Monday, July 5, 2010

Fourth of July actually came complete with fireworks and beer, huzzah America. We bought a fair amount of fireworks – the kind that give off sparks like a geyser and a few that went way way way up and then boomed into sparkling tentacles. We even belted out the national anthem at one point, and I must admit it’s a lot easier to feel patriotic when you are in a different country in a white mass of 40 amazing college children, trying to represent what little tradition we can all dabble in. The rains came around 11:00 and we danced in the muddyness wetness of it all, completely surrounded by a thick gray foggy mist that wouldn’t allow sight beyond the gate at the edge of the hills. Thick rain pelted me as I stood with open arms standing against an opaque wall of bushy grayness.

And speaking of America… I had a conversation about America vs India today with a shopkeeper. As I was purchasing an umbrella to protect me from the monsoon falls, the shopkeeper asked me about the differences I found between America and India. I mentioned things like the importance of timeliness and efficiency in America, and how that is replaced here by the importance of relationships and interaction it seems. Our time is precious, in America, and we often find ourselves in time ‘crunches’ of sorts, because we constantly have a mental ticking clock scheduling our lives day by day. Here, I feel like people let their day carry them by its events, and the people they run into. Things do get done, but just on a different, more flexible and unpredictable schedule.
Especially in a place like Mussoorie - it's small. A shopkeeper can give you change out of his pocket. There are no large corps or systematic inventories and schedules that trickle into the daily grind of this commerce.
Upon returning the same question to the shopkeeper, I got an honest polite reply that euphemized, “Americans are selfish.” We would be okay with letting our neighbor die, he said, because we don’t know them and we don’t care about them. We wouldn’t go fetch medicine for our neighbor, pay for treatment for our neighbor – we would say, “That’s life,” and go back to busying ourselves with… ourselves. And we also don’t give a shit about our country. [That was the abbreviated version.]

It’s hard to compare two places without distinguishing one as good and one as bad. One way as good and one way as bad – it got me thinking that the various societies which exist and the various ways of life which exist. It is entirely impossible to say that one way is the right way and one way is wrong – our societies and cultures work the way that they do because of all the ingredients which make them up. It isn’t that Americans birth selfish babies and thus perpetuate an individualized ideal of living. And it isn’t that living collectively can be perfect in India either – but the troubles in both places cannot be ameliorated in one day, and every for every trouble there is good. For every curious conversation I have here over a cup of chai, I know that I am still stripped of the ability to be outside past dark without a male ‘escort’.

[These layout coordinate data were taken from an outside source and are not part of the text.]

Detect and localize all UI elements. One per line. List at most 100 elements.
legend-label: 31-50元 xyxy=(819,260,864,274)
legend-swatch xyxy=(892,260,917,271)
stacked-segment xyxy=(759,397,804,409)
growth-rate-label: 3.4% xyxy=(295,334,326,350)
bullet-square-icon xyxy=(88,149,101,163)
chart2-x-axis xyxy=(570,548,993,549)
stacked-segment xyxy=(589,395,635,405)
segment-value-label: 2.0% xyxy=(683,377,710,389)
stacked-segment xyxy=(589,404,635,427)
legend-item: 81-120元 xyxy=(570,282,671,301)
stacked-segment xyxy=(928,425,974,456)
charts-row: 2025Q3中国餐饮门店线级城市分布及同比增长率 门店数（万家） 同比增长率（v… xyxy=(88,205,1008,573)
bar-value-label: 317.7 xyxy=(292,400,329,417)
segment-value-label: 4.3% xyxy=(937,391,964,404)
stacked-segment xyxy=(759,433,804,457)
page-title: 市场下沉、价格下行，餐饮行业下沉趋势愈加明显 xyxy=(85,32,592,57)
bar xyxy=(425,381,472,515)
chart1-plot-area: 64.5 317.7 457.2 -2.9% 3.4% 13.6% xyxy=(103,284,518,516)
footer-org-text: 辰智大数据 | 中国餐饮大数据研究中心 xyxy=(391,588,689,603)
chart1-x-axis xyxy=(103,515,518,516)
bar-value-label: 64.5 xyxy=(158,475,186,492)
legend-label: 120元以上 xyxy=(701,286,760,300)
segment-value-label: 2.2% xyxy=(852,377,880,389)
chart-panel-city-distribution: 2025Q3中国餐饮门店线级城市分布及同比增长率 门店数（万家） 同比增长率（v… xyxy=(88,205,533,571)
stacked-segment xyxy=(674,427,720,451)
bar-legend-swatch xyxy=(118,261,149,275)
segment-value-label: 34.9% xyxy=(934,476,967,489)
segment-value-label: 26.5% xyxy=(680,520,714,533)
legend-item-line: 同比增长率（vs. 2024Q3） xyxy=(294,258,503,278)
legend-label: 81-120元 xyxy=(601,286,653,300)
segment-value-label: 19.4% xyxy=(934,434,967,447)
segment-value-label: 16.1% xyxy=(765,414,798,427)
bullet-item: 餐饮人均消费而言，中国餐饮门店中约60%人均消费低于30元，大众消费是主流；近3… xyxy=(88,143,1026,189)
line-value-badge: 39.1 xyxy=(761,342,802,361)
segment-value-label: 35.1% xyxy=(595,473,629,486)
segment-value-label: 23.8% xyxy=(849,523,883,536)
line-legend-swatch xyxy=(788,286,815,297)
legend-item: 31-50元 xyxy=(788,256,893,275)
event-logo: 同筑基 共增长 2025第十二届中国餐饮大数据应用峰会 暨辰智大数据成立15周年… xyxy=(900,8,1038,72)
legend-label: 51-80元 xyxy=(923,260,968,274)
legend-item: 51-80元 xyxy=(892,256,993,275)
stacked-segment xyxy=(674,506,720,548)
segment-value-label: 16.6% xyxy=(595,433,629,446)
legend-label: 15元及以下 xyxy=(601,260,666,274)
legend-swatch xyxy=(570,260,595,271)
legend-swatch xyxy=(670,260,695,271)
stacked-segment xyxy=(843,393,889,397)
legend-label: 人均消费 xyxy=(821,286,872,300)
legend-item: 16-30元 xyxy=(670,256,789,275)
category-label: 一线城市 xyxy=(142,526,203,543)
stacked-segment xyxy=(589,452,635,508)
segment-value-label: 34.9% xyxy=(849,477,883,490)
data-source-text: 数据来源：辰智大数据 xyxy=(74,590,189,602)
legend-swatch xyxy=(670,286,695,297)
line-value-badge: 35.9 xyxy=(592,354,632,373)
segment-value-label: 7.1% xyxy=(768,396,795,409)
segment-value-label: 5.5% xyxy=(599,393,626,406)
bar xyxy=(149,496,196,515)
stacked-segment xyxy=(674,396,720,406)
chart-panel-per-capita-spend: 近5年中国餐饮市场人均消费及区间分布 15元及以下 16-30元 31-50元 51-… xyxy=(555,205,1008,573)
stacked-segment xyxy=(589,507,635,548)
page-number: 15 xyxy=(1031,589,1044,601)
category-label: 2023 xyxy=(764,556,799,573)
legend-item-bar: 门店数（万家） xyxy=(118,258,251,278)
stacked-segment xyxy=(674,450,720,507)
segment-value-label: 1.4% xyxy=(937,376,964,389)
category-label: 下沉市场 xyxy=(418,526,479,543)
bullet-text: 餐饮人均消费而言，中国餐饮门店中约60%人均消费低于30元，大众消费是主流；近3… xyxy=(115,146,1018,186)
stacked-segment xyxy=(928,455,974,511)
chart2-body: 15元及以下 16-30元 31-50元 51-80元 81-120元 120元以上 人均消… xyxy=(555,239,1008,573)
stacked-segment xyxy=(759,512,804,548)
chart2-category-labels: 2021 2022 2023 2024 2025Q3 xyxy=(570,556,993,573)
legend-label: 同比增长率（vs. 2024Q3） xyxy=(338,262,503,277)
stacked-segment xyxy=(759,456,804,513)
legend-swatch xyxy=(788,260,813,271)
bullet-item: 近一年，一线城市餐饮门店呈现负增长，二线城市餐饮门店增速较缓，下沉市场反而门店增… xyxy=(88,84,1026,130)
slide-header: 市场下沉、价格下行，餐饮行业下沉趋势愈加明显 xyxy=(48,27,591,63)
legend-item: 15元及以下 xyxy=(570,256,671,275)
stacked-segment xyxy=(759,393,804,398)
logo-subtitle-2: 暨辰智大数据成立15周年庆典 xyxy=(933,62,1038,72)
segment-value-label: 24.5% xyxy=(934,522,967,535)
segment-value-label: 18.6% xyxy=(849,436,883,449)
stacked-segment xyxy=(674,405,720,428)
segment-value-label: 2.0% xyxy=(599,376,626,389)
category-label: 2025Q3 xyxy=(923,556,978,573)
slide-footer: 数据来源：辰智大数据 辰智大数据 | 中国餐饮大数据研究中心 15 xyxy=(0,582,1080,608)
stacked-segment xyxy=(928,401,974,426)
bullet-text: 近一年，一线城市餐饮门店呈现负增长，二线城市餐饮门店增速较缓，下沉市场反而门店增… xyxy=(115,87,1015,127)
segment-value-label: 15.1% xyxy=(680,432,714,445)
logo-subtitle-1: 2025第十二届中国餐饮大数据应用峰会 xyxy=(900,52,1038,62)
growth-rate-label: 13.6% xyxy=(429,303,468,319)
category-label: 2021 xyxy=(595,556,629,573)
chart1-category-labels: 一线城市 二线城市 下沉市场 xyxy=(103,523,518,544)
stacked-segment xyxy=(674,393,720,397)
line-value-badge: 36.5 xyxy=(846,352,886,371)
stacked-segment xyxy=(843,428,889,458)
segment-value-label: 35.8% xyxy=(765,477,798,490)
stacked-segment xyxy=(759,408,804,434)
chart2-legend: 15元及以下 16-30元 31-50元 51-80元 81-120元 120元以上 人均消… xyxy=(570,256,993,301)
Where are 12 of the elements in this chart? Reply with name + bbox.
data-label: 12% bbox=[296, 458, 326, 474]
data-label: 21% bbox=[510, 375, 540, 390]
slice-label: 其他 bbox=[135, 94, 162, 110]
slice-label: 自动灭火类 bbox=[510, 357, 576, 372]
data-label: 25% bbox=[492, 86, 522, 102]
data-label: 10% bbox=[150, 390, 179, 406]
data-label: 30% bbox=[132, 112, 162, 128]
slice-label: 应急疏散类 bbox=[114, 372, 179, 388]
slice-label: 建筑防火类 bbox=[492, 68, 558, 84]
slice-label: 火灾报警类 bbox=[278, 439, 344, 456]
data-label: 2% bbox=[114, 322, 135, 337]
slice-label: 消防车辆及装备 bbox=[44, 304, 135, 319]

Also – what IS patriotism? Do I really not give a fuck about my country? That comment definitely got under my skin. I am grateful for what I am able to do and be and feel and eat and see in my country, but it’s probably true that THAT sort of patriotism doesn’t exist in the same fashion of Indian patriotism. I would never get an American flag tattooed on me. I would feel like a douche bag. Can I feel both proud and ashamed of the good and bad aspects of my country? Yes. Fuck.

But I’m not here to compare. I am not here to analyze our differences and make judgments. I am here to experience this place and learn from this place, and take whatever it offers me.